El  Espai d’Art Contemporani de Castellón (EACC), que permanece todo el verano inactivo, retomará su actividad en septiembre con la exposición Orbital Motion de Monika Grzymala, del 23 de septiembre al 8 de enero. La artista juega con las dimensiones y las líneas rectas a través del uso de cinta adhesiva, dando forma a una instalación centrada en las posibilidades del dibujo tridimensional. El EACC se vuelve a ver transformado temporalmente, en este caso por la que será la primera exposición individual de la artista.

Otra de las propuestas artísticas que pasarán por el EACC es la de Eltono con Modo Nº6 (26 septiembre). El artista francés capitaneará esta idea que persigue, a través de un taller didáctico, la creación de un mural en la fachada del propio EACC. Serán los participantes quiénes decidirán, a través de un juego de formas, cuál será el diseño del mural, siendo dueños únicos de cada una de las casillas que forman este mural.

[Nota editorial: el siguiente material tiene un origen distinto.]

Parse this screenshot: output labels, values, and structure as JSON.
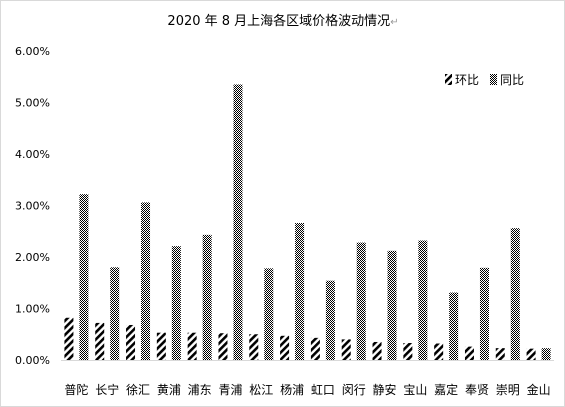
{
  "chart_data": {
    "type": "bar",
    "title": "2020 年 8 月上海各区域价格波动情况",
    "title_mark": "↵",
    "xlabel": "",
    "ylabel": "",
    "ylim": [
      0,
      0.06
    ],
    "yticks": [
      "0.00%",
      "1.00%",
      "2.00%",
      "3.00%",
      "4.00%",
      "5.00%",
      "6.00%"
    ],
    "grid": false,
    "legend_position": "top-right",
    "categories": [
      "普陀",
      "长宁",
      "徐汇",
      "黄浦",
      "浦东",
      "青浦",
      "松江",
      "杨浦",
      "虹口",
      "闵行",
      "静安",
      "宝山",
      "嘉定",
      "奉贤",
      "崇明",
      "金山"
    ],
    "series": [
      {
        "name": "环比",
        "pattern": "diagonal-stripes",
        "color": "#000000",
        "values": [
          0.0082,
          0.0072,
          0.0068,
          0.0053,
          0.0053,
          0.0052,
          0.005,
          0.0047,
          0.0043,
          0.004,
          0.0035,
          0.0033,
          0.0032,
          0.0026,
          0.0023,
          0.0022
        ]
      },
      {
        "name": "同比",
        "pattern": "checker",
        "color": "#000000",
        "values": [
          0.0322,
          0.018,
          0.0306,
          0.0221,
          0.0243,
          0.0535,
          0.0178,
          0.0266,
          0.0154,
          0.0228,
          0.0212,
          0.0232,
          0.0131,
          0.0179,
          0.0256,
          0.0023
        ]
      }
    ]
  }
}
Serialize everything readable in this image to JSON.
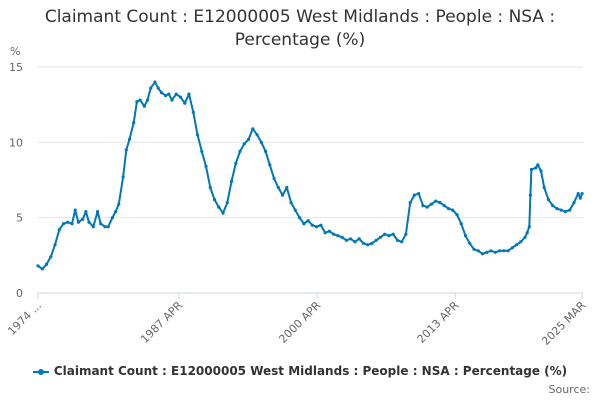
{
  "chart_data": {
    "type": "line",
    "title": "Claimant Count : E12000005 West Midlands : People : NSA : Percentage (%)",
    "title_lines": [
      "Claimant Count : E12000005 West Midlands : People : NSA :",
      "Percentage (%)"
    ],
    "ylabel": "%",
    "xlabel": "",
    "ylim": [
      0,
      15
    ],
    "yticks": [
      0,
      5,
      10,
      15
    ],
    "x_range": [
      1974.0,
      2025.25
    ],
    "x_tick_labels": [
      {
        "value": 1974.0,
        "label": "1974 ..."
      },
      {
        "value": 1987.25,
        "label": "1987 APR"
      },
      {
        "value": 2000.25,
        "label": "2000 APR"
      },
      {
        "value": 2013.25,
        "label": "2013 APR"
      },
      {
        "value": 2025.17,
        "label": "2025 MAR"
      }
    ],
    "grid": "horizontal",
    "legend_position": "bottom",
    "series": [
      {
        "name": "Claimant Count : E12000005 West Midlands : People : NSA : Percentage (%)",
        "color": "#0077b6",
        "points": [
          [
            1974.0,
            1.8
          ],
          [
            1974.4,
            1.6
          ],
          [
            1974.8,
            1.9
          ],
          [
            1975.2,
            2.4
          ],
          [
            1975.6,
            3.2
          ],
          [
            1976.0,
            4.2
          ],
          [
            1976.4,
            4.6
          ],
          [
            1976.8,
            4.7
          ],
          [
            1977.2,
            4.6
          ],
          [
            1977.5,
            5.5
          ],
          [
            1977.8,
            4.7
          ],
          [
            1978.2,
            4.9
          ],
          [
            1978.5,
            5.4
          ],
          [
            1978.8,
            4.7
          ],
          [
            1979.2,
            4.4
          ],
          [
            1979.6,
            5.4
          ],
          [
            1979.9,
            4.6
          ],
          [
            1980.3,
            4.4
          ],
          [
            1980.6,
            4.4
          ],
          [
            1981.0,
            5.0
          ],
          [
            1981.3,
            5.4
          ],
          [
            1981.6,
            5.9
          ],
          [
            1982.0,
            7.7
          ],
          [
            1982.3,
            9.5
          ],
          [
            1982.6,
            10.2
          ],
          [
            1983.0,
            11.3
          ],
          [
            1983.3,
            12.7
          ],
          [
            1983.6,
            12.8
          ],
          [
            1984.0,
            12.4
          ],
          [
            1984.3,
            12.8
          ],
          [
            1984.6,
            13.6
          ],
          [
            1985.0,
            14.0
          ],
          [
            1985.3,
            13.6
          ],
          [
            1985.6,
            13.3
          ],
          [
            1986.0,
            13.1
          ],
          [
            1986.3,
            13.2
          ],
          [
            1986.6,
            12.8
          ],
          [
            1987.0,
            13.2
          ],
          [
            1987.4,
            13.0
          ],
          [
            1987.8,
            12.6
          ],
          [
            1988.2,
            13.2
          ],
          [
            1988.6,
            12.0
          ],
          [
            1989.0,
            10.5
          ],
          [
            1989.4,
            9.4
          ],
          [
            1989.8,
            8.4
          ],
          [
            1990.2,
            7.0
          ],
          [
            1990.6,
            6.2
          ],
          [
            1991.0,
            5.7
          ],
          [
            1991.4,
            5.3
          ],
          [
            1991.8,
            6.0
          ],
          [
            1992.2,
            7.4
          ],
          [
            1992.6,
            8.6
          ],
          [
            1993.0,
            9.4
          ],
          [
            1993.4,
            9.9
          ],
          [
            1993.8,
            10.2
          ],
          [
            1994.2,
            10.9
          ],
          [
            1994.6,
            10.5
          ],
          [
            1995.0,
            10.0
          ],
          [
            1995.4,
            9.4
          ],
          [
            1995.8,
            8.5
          ],
          [
            1996.2,
            7.6
          ],
          [
            1996.6,
            7.0
          ],
          [
            1997.0,
            6.5
          ],
          [
            1997.4,
            7.0
          ],
          [
            1997.8,
            6.0
          ],
          [
            1998.2,
            5.5
          ],
          [
            1998.6,
            5.0
          ],
          [
            1999.0,
            4.6
          ],
          [
            1999.4,
            4.8
          ],
          [
            1999.8,
            4.5
          ],
          [
            2000.2,
            4.4
          ],
          [
            2000.6,
            4.5
          ],
          [
            2001.0,
            4.0
          ],
          [
            2001.4,
            4.1
          ],
          [
            2001.8,
            3.9
          ],
          [
            2002.2,
            3.8
          ],
          [
            2002.6,
            3.7
          ],
          [
            2003.0,
            3.5
          ],
          [
            2003.4,
            3.6
          ],
          [
            2003.8,
            3.4
          ],
          [
            2004.2,
            3.6
          ],
          [
            2004.6,
            3.3
          ],
          [
            2005.0,
            3.2
          ],
          [
            2005.4,
            3.3
          ],
          [
            2005.8,
            3.5
          ],
          [
            2006.2,
            3.7
          ],
          [
            2006.6,
            3.9
          ],
          [
            2007.0,
            3.8
          ],
          [
            2007.4,
            3.9
          ],
          [
            2007.8,
            3.5
          ],
          [
            2008.2,
            3.4
          ],
          [
            2008.6,
            3.9
          ],
          [
            2009.0,
            6.0
          ],
          [
            2009.4,
            6.5
          ],
          [
            2009.8,
            6.6
          ],
          [
            2010.2,
            5.8
          ],
          [
            2010.6,
            5.7
          ],
          [
            2011.0,
            5.9
          ],
          [
            2011.4,
            6.1
          ],
          [
            2011.8,
            6.0
          ],
          [
            2012.2,
            5.8
          ],
          [
            2012.6,
            5.6
          ],
          [
            2013.0,
            5.5
          ],
          [
            2013.4,
            5.2
          ],
          [
            2013.8,
            4.6
          ],
          [
            2014.2,
            3.8
          ],
          [
            2014.6,
            3.3
          ],
          [
            2015.0,
            2.9
          ],
          [
            2015.4,
            2.8
          ],
          [
            2015.8,
            2.6
          ],
          [
            2016.2,
            2.7
          ],
          [
            2016.6,
            2.8
          ],
          [
            2017.0,
            2.7
          ],
          [
            2017.4,
            2.8
          ],
          [
            2017.8,
            2.8
          ],
          [
            2018.2,
            2.8
          ],
          [
            2018.6,
            3.0
          ],
          [
            2019.0,
            3.2
          ],
          [
            2019.4,
            3.4
          ],
          [
            2019.8,
            3.7
          ],
          [
            2020.0,
            4.0
          ],
          [
            2020.2,
            4.4
          ],
          [
            2020.3,
            6.5
          ],
          [
            2020.4,
            8.2
          ],
          [
            2020.8,
            8.3
          ],
          [
            2021.0,
            8.5
          ],
          [
            2021.3,
            8.1
          ],
          [
            2021.6,
            7.0
          ],
          [
            2022.0,
            6.2
          ],
          [
            2022.4,
            5.8
          ],
          [
            2022.8,
            5.6
          ],
          [
            2023.2,
            5.5
          ],
          [
            2023.6,
            5.4
          ],
          [
            2024.0,
            5.5
          ],
          [
            2024.4,
            6.0
          ],
          [
            2024.8,
            6.6
          ],
          [
            2025.0,
            6.3
          ],
          [
            2025.17,
            6.6
          ]
        ]
      }
    ]
  },
  "legend": {
    "label": "Claimant Count : E12000005 West Midlands : People : NSA : Percentage (%)"
  },
  "credits": {
    "label": "Source:"
  }
}
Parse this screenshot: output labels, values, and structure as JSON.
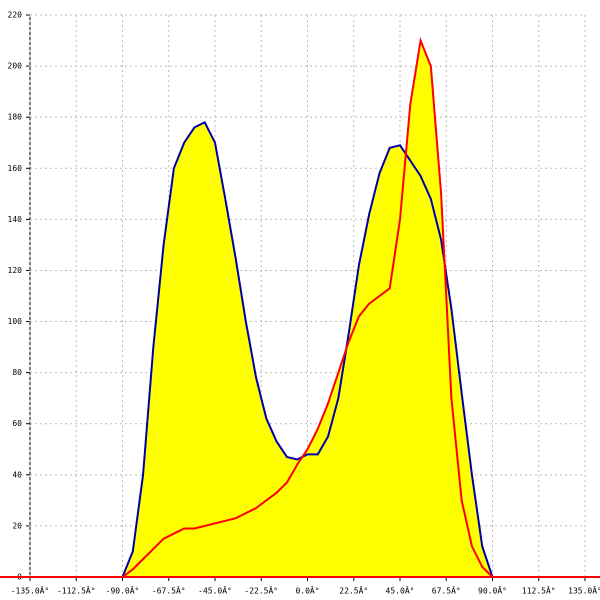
{
  "chart_data": {
    "type": "area",
    "fill": "#ffff00",
    "grid": true,
    "x": [
      -90,
      -85,
      -80,
      -75,
      -70,
      -65,
      -60,
      -55,
      -50,
      -45,
      -40,
      -35,
      -30,
      -25,
      -20,
      -15,
      -10,
      -5,
      0,
      5,
      10,
      15,
      20,
      25,
      30,
      35,
      40,
      45,
      50,
      55,
      60,
      65,
      70,
      75,
      80,
      85,
      90
    ],
    "series": [
      {
        "color": "#0000aa",
        "values": [
          0,
          10,
          40,
          90,
          130,
          160,
          170,
          176,
          178,
          170,
          148,
          125,
          100,
          78,
          62,
          53,
          47,
          46,
          48,
          48,
          55,
          70,
          95,
          122,
          142,
          158,
          168,
          169,
          163,
          157,
          148,
          132,
          105,
          72,
          40,
          12,
          0
        ]
      },
      {
        "color": "#ff0000",
        "values": [
          0,
          3,
          7,
          11,
          15,
          17,
          19,
          19,
          20,
          21,
          22,
          23,
          25,
          27,
          30,
          33,
          37,
          44,
          50,
          58,
          68,
          80,
          92,
          102,
          107,
          110,
          113,
          140,
          185,
          210,
          200,
          150,
          70,
          30,
          12,
          4,
          0
        ]
      }
    ],
    "xlim": [
      -135,
      135
    ],
    "xticks": [
      {
        "value": -135,
        "label": "-135.0Â°"
      },
      {
        "value": -112.5,
        "label": "-112.5Â°"
      },
      {
        "value": -90,
        "label": "-90.0Â°"
      },
      {
        "value": -67.5,
        "label": "-67.5Â°"
      },
      {
        "value": -45,
        "label": "-45.0Â°"
      },
      {
        "value": -22.5,
        "label": "-22.5Â°"
      },
      {
        "value": 0,
        "label": "0.0Â°"
      },
      {
        "value": 22.5,
        "label": "22.5Â°"
      },
      {
        "value": 45,
        "label": "45.0Â°"
      },
      {
        "value": 67.5,
        "label": "67.5Â°"
      },
      {
        "value": 90,
        "label": "90.0Â°"
      },
      {
        "value": 112.5,
        "label": "112.5Â°"
      },
      {
        "value": 135,
        "label": "135.0Â°"
      }
    ],
    "ylim": [
      0,
      220
    ],
    "yticks": [
      0,
      20,
      40,
      60,
      80,
      100,
      120,
      140,
      160,
      180,
      200,
      220
    ]
  }
}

Por el EACC también pasará Xguix, miembro fundador del grupo La T, con Perduts en el paisatge (9 septiembre). Una propuesta sonora que lleva al EACC el universo propio de Xguix, a través del sonido, la imagen y el minimalismo; una cara que nunca antes se le había conocido. Sin olvidar tampoco el ciclo de cine de Espai Cinema, que vuelve a la actividad cada martes y jueves, con entrada libre.

La cinta adhesiva, protagonista de 'Orbital Motion' de Monika Grzymala.